Special Relationships

Courts have also carved out exceptions to the no-duty-to-warn rule based upon special relationships. Someone having a special relationship to the perpetrator or victim might be legally obligated to warn about a planned or foreseeable crime. Some of these special relationships include:

  • Family members: In some cases, assault victims successfully sued the assailant's family members for failing to warn about or prevent the assault. These actions alleged that particular relatives knew about the assailant's violent nature, mental imbalance, or collection of weapons and had a duty to warn the victim. In one case, a wife was found liable to sexual molestation victims for failing to warn about her husband's record as a sex offender
  • Psychotherapists and psychologists: In the well-known case Tarasoff v.
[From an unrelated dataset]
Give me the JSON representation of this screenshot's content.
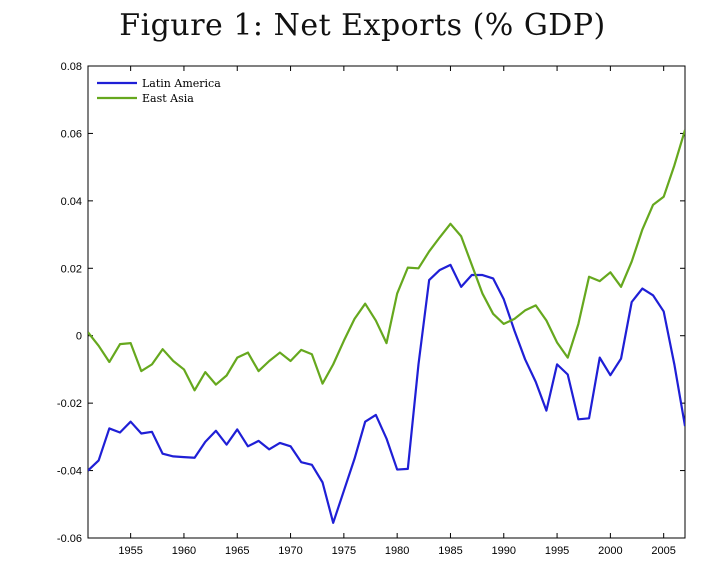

Regents of the University of California, the California Supreme Court held that once a therapist determines that a patient presents a serious danger of violence to another, the therapist must use reasonable care to warn and protect the intended victim
  • Businesses: Court have ruled that bars, restaurants, stores and other businesses have a duty to use reasonable care to warn about and protect customers from foreseeable crimes that occur on their business premises and parking lots

Send a Tweet, Save a Life

Generally speaking, unless a special law applies or you have a special relationship with the victim or the perpetrator, you're not legally required to report someone else's criminal plans posted on the Internet. But just because you aren't legally required to prevent a crime doesn't mean you shouldn't act. Hopefully, most people agree that we have a moral obligation to do what we can to prevent murder and mayhem.

Earlier this year, actress Demi Moore received an online message from a woman who threatened to commit suicide. Moore, who frequently sends messages through the online social network Twitter, responded with a short "retweet" saying she hoped the woman was joking.

Some Twitter followers notified authorities about the online postings, enabling police to track the suicidal woman to her California home and take her into custody for psychological help. Moore's online posting and her Twitter fans' calls to police may have saved a life. They had no legal duty to help the woman, but like Moore tweeted, she "felt uncomfortable just letting it go."

Report a Crime or Suspicious Activity

If you spot criminal plans or suspicious postings on the Internet, don't be afraid to report it to the proper authorities. Law enforcement agencies depend upon the eyes of the online community to help prevent and solve crimes. It's easy to report a crime, and it could literally save a life.

  • Call "911" or your local or state police departments if a life is in danger or to report other emergencies and crimes in progress
  • Contact the Federal Bureau of Investigation to report suspected terrorism or criminal activity
  • File an online complaint with the Internet Crime Complaint Center to report cyber crimes

Questions for Your Attorney

  • I'm concerned about something I read on a blog of a student at my child's school that may involve a possible crime - do the police have to follow up on my concerns and the information I provide?
  • In the example of a therapist's duty to warn an intended victim, what happens if the victim's identity isn't clear? Would someone with such a special duty or relationship have any responsibility to narrow down the victim's identity?
  • If a possible crime involves information found on the Internet, which police department or other law enforcement agency has the duty and authority to act?